Some of the animation in this short was reused in the 1931 short The Castaway.

Mickey would return to the music of Franz von Suppé in 1942's Symphony Hour, when he conducts the Light Cavalry Overture.

==Reception==
According to Gijs Gorb in Mickey's Movies: The Theatrical Films of Mickey Mouse: "Unfortunately, at this stage, the animators still had problems with Mickey's eyes: in one close-up in particular they are placed awkwardly in his face. In a few other scenes, Mickey still is very bland. His best moments are when he's confronted by a pig repeatedly playing a wrong note on the trumpet and when he gets dragged around by a cow's tail."

It has been noted that this cartoon is an early example of the cinematic cliche of a conductor tapping his baton on the music stand to indicate to the orchestra that the song is about to begin, an action which never happens in actual concert performing. Mickey performs the action again when he plays a conductor in 1935's The Band Concert.

The use of "earthy" barnyard humor has also been noted, with this cartoon serving as an example of the Mickey Mouse series' evolving sense of propriety. In Screen, J.P. Telotte observed: "The cows -- as well as the barnyard world and humor they connote -- do not quite disappear. Rather, they slowly become conventionalized, as in the gradually developing persona of Clarabelle the Cow, for example. They eventually become discreetly clothed, their udders carefully hidden beneath skirts, dresses and uniforms, even their narrative roles altered, as can easily be gauged by comparing the similar subjects of The Barnyard Concert from 1930 and The Band Concert from 1935. In the former, a cow flautist has her udders dangling into the foreground, forming an obstacle as Mickey tries to lead his rustic orchestra, while another cow's rear becomes an instrument for the drummer. In the latter, all the animal players are elaborately uniformed and seemingly disciplined musicians, and rather than leading into a scene or getting in the way, they are increasingly relegated to the background or peripheral spaces of the films."

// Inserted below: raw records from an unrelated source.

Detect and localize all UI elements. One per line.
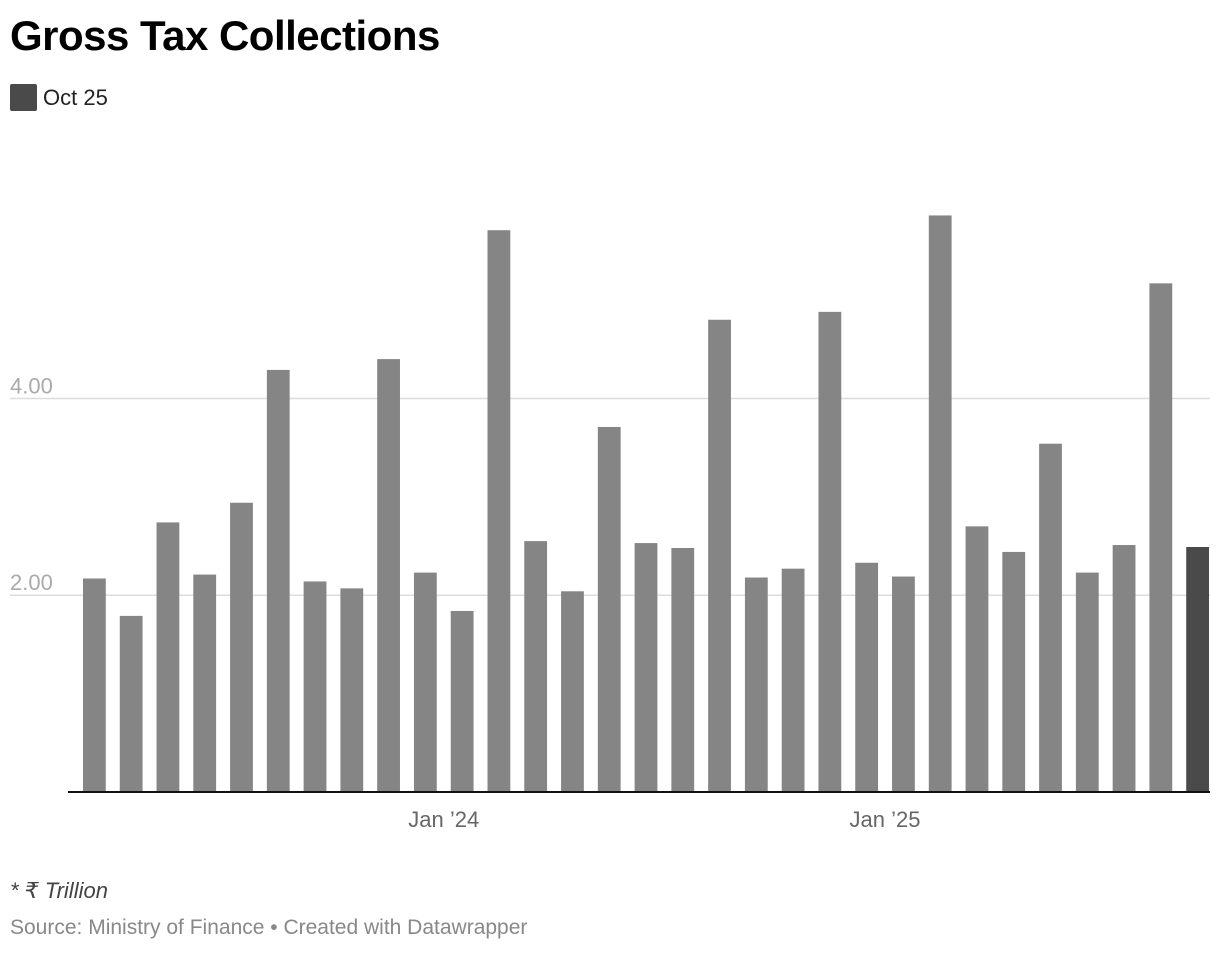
bar-dec-24	[818, 311, 842, 792]
bar-mar-24	[487, 230, 511, 793]
bar-jan-25	[855, 562, 879, 792]
bar-feb-25	[892, 576, 915, 792]
y-tick-label: 2.00	[10, 570, 53, 595]
bar-aug-24	[671, 548, 695, 792]
chart-title: Gross Tax Collections	[10, 12, 440, 59]
bar-oct-25	[1186, 547, 1210, 792]
x-tick-label: Jan ’24	[408, 807, 479, 832]
bar-apr-23	[82, 578, 106, 792]
bar-jan-24	[413, 572, 437, 792]
legend-swatch	[10, 84, 37, 111]
bar-feb-24	[450, 610, 474, 792]
bar-jul-24	[634, 543, 658, 792]
bar-jul-23	[193, 574, 217, 792]
source-credit: Source: Ministry of Finance • Created wi…	[10, 916, 528, 939]
bar-may-25	[1002, 551, 1026, 792]
bar-oct-23	[303, 581, 327, 792]
bar-nov-23	[340, 588, 364, 792]
legend-label: Oct 25	[43, 84, 108, 110]
bar-may-24	[561, 591, 584, 792]
bar-apr-25	[965, 526, 989, 792]
bar-mar-25	[928, 215, 952, 793]
bar-aug-25	[1112, 545, 1136, 792]
bar-oct-24	[744, 577, 768, 792]
bar-jun-23	[156, 522, 180, 792]
y-tick-label: 4.00	[10, 373, 53, 398]
bar-may-23	[119, 615, 143, 792]
bar-sep-24	[708, 319, 731, 792]
x-tick-label: Jan ’25	[850, 807, 921, 832]
bar-jul-25	[1075, 572, 1099, 792]
footnote: * ₹ Trillion	[10, 878, 108, 903]
bar-jun-24	[597, 426, 621, 792]
bar-apr-24	[524, 541, 548, 792]
bar-dec-23	[377, 359, 400, 792]
bar-jun-25	[1039, 443, 1062, 792]
legend: Oct 25	[10, 84, 108, 111]
bar-nov-24	[781, 568, 805, 792]
bar-chart: 2.00 4.00 Jan ’24 Jan ’25	[10, 215, 1210, 832]
bar-aug-23	[230, 502, 253, 792]
bar-sep-23	[266, 369, 290, 792]
bar-sep-25	[1149, 283, 1173, 792]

Motion Picture News (July 5, 1930) said: "Mickey Mouse conducts an orchestra composed of various barnyard animals, the "Poet and Peasant" overture being played from start to finish. There are enough good gags in it to keep the chuckles going at a steady pace."

==Home media==
The short was released on December 7, 2004, on Walt Disney Treasures: Mickey Mouse in Black and White, Volume Two: 1929-1935.